Für die einen ist die
europäische Ebene eine Möglichkeit, die kämpferischen Eisenbahner
zusammenzubringen und sichtbar zu machen, dass es überall in Europa aktive
Basisgewerkschaften gibt, die eine Alternative wollen zur Privatisierung der Bahn. Für
andere ist das eine Show-Veranstaltung, die zur realen Praxis der Gewerkschaften in ihren
jeweiligen Ländern in großem Widerspruch steht. Dort sitzen nämlich dieselben
Vertreter der Bahngewerkschaft in enger Verbundenheit mit den jeweiligen nationalen
Bahnunternehmen in den Vorständen und Aufsichtsräten und unterstützen den
Privatisierungsprozess. Das ist uns aus Deutschland aus der Praxis von Transnet bekannt.
Erfreulich ist jedoch aus
deutscher Sicht, dass Eisenbahner aus der Gruppe Bahn von unten, die bei Transnet organisiert
sind, an der Demonstration teilgenommen haben. Sie kamen auch in den Medien zu Wort, z.B. auf
Arte. Interessant war auch, dass der ETF-Vertreter in seiner Rede die fortschreitende
Gefährdung des Bahnverkehrs durch zunehmende Sparmaßnahmen erwähnte. Vor allem
in Italien gibt es seit mehreren Jahren heftige Auseinandersetzungen um die Sicherheit des
Bahnverkehrs, begleitet durch Entlassungen von Eisenbahnern, die Gefährdungspotenziale im
Bahnverkehr öffentlich sichtbar machten.
Es ist tatsächlich
höchste Zeit, dass zwischen den Eisenbahnern eine direkte Kommunikation zustande kommt.

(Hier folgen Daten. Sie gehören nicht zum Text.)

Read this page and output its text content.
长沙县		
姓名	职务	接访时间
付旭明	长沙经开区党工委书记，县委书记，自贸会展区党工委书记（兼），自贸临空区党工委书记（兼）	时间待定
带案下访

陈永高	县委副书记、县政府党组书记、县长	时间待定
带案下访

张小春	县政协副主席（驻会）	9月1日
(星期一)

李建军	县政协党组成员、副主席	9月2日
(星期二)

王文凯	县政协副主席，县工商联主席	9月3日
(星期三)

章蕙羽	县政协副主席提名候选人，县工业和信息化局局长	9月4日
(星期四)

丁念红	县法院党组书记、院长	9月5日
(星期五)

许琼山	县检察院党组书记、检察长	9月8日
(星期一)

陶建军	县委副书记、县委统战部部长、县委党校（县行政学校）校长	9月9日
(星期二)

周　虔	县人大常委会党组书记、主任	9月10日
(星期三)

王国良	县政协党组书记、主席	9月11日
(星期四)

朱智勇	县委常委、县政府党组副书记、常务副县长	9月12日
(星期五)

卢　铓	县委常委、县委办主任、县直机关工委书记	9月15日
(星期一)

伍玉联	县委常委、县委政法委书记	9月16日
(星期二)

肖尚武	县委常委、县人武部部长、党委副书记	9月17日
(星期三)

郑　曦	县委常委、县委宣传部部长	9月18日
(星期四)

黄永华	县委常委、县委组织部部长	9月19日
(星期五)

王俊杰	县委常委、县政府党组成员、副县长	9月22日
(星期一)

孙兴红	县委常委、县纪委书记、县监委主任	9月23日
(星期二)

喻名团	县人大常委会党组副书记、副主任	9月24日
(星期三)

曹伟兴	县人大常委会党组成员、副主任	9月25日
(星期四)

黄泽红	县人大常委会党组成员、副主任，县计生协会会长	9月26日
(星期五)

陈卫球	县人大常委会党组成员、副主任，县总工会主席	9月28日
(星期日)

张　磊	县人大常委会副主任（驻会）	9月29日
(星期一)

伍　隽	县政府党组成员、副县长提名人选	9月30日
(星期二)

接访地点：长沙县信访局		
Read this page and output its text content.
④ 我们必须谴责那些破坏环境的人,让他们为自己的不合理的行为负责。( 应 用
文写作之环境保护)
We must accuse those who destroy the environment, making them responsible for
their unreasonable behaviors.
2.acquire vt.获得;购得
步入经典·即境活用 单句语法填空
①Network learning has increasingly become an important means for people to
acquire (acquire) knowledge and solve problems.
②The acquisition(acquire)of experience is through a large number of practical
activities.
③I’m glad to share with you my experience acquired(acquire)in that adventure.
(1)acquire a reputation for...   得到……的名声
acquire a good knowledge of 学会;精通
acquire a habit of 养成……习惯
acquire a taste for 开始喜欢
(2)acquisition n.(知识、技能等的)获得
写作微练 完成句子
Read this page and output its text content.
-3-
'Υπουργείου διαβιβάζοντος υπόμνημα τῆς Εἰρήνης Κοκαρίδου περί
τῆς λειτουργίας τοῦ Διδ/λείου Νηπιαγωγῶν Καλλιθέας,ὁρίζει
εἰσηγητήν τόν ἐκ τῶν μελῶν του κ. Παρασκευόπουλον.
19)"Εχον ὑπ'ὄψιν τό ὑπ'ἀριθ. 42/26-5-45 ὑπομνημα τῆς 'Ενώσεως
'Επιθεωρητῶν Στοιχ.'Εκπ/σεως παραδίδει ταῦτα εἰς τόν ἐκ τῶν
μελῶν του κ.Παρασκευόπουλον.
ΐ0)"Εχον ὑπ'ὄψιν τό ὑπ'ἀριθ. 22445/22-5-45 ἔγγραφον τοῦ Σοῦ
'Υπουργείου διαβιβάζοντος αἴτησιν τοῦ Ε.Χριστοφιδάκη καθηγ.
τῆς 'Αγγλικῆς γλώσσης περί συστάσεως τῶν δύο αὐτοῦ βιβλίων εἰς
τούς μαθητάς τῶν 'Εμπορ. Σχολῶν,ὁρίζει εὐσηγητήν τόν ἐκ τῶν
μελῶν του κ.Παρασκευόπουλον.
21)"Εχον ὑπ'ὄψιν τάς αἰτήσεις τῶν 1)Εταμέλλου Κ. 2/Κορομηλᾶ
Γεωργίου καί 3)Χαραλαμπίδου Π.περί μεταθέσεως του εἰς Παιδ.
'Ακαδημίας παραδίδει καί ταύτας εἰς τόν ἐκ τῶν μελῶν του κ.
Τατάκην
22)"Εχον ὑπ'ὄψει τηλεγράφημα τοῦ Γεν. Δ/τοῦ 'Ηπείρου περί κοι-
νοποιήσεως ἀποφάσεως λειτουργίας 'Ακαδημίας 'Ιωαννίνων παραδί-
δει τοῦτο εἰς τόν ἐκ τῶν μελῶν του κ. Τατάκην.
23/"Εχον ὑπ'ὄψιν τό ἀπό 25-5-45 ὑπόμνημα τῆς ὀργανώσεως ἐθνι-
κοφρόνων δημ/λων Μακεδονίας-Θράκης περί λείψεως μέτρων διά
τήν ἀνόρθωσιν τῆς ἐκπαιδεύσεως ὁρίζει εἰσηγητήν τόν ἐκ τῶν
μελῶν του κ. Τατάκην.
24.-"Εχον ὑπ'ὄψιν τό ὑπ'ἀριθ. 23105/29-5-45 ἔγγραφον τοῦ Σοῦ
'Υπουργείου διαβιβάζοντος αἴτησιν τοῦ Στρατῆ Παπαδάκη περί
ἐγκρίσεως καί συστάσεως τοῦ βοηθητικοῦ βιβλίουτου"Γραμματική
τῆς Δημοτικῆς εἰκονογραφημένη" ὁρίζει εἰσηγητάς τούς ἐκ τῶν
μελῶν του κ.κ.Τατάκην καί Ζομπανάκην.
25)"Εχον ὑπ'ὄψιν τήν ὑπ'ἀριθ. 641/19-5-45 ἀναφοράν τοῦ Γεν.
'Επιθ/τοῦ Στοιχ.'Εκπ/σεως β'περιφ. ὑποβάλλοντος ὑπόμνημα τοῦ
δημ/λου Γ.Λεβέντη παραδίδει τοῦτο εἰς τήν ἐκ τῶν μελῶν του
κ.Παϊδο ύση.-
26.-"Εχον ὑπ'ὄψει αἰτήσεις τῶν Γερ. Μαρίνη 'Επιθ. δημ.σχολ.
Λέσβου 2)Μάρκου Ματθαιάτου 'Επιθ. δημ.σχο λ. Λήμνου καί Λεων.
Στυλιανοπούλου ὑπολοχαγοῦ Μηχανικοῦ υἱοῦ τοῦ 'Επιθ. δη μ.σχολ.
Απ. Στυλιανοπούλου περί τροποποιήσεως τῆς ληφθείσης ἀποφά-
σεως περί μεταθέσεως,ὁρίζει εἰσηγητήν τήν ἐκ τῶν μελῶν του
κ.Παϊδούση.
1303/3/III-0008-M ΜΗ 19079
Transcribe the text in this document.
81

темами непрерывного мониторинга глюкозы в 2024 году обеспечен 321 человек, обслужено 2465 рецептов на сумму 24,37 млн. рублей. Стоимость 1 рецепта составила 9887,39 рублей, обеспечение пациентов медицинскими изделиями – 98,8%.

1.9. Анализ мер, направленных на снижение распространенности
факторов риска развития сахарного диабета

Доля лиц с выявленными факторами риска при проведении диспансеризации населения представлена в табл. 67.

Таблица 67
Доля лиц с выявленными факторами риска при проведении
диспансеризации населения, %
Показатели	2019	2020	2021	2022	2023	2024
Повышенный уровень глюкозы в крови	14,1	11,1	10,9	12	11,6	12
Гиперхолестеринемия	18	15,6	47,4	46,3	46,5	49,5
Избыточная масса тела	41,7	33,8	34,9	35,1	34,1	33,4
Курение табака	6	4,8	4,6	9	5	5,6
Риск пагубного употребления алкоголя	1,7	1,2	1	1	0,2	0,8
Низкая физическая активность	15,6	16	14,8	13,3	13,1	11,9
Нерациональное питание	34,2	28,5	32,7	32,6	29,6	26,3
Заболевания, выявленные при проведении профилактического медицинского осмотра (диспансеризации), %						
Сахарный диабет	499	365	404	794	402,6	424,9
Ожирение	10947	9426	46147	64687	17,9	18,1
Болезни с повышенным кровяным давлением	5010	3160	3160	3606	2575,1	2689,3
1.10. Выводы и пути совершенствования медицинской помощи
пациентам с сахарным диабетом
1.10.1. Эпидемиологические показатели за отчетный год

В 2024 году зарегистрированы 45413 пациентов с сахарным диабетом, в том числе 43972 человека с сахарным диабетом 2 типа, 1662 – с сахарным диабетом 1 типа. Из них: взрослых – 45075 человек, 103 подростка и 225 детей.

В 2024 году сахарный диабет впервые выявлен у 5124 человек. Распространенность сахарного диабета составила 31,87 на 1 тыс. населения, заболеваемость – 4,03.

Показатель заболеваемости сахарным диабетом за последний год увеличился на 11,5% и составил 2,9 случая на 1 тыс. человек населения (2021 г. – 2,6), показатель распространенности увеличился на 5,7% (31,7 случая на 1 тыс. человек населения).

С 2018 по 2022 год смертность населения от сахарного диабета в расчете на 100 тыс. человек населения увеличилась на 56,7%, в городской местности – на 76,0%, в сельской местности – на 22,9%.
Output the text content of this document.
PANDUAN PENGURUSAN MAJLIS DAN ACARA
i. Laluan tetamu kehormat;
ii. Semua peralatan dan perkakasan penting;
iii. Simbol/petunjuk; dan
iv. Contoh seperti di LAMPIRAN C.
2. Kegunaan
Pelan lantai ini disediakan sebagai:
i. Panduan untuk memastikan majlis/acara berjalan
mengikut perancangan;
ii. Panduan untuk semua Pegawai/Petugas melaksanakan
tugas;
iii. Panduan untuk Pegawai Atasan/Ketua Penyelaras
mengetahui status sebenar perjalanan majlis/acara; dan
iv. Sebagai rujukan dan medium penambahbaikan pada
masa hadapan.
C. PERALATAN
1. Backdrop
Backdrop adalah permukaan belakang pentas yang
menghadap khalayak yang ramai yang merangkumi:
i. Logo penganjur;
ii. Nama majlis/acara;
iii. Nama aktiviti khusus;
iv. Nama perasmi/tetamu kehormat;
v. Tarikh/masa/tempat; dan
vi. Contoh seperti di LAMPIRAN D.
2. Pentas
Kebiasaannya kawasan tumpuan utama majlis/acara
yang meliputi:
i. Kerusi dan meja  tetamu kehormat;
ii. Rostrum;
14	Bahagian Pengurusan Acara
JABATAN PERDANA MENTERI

Dafür hat die Sud-Rail eine Koordinierungsfunktion übernommen. Ein anderer wichtiger
Aktivposten des alternativen Bahnnetzwerks sind die Kollegen der englischen RTM, die im
Gegensatz zu Sud-Rail auch im ETF Mitglied sind. Auf der Demonstration trat auch das
Bündnis Rail for all auf, das sich auf europäischer Ebene der Privatisierung
widersetzt. Das deutsche Netzwerk Bahn für alle ist Mitglied in dem Bündnis, das auf
dem Sozialforum in Malmö gegründet wurde.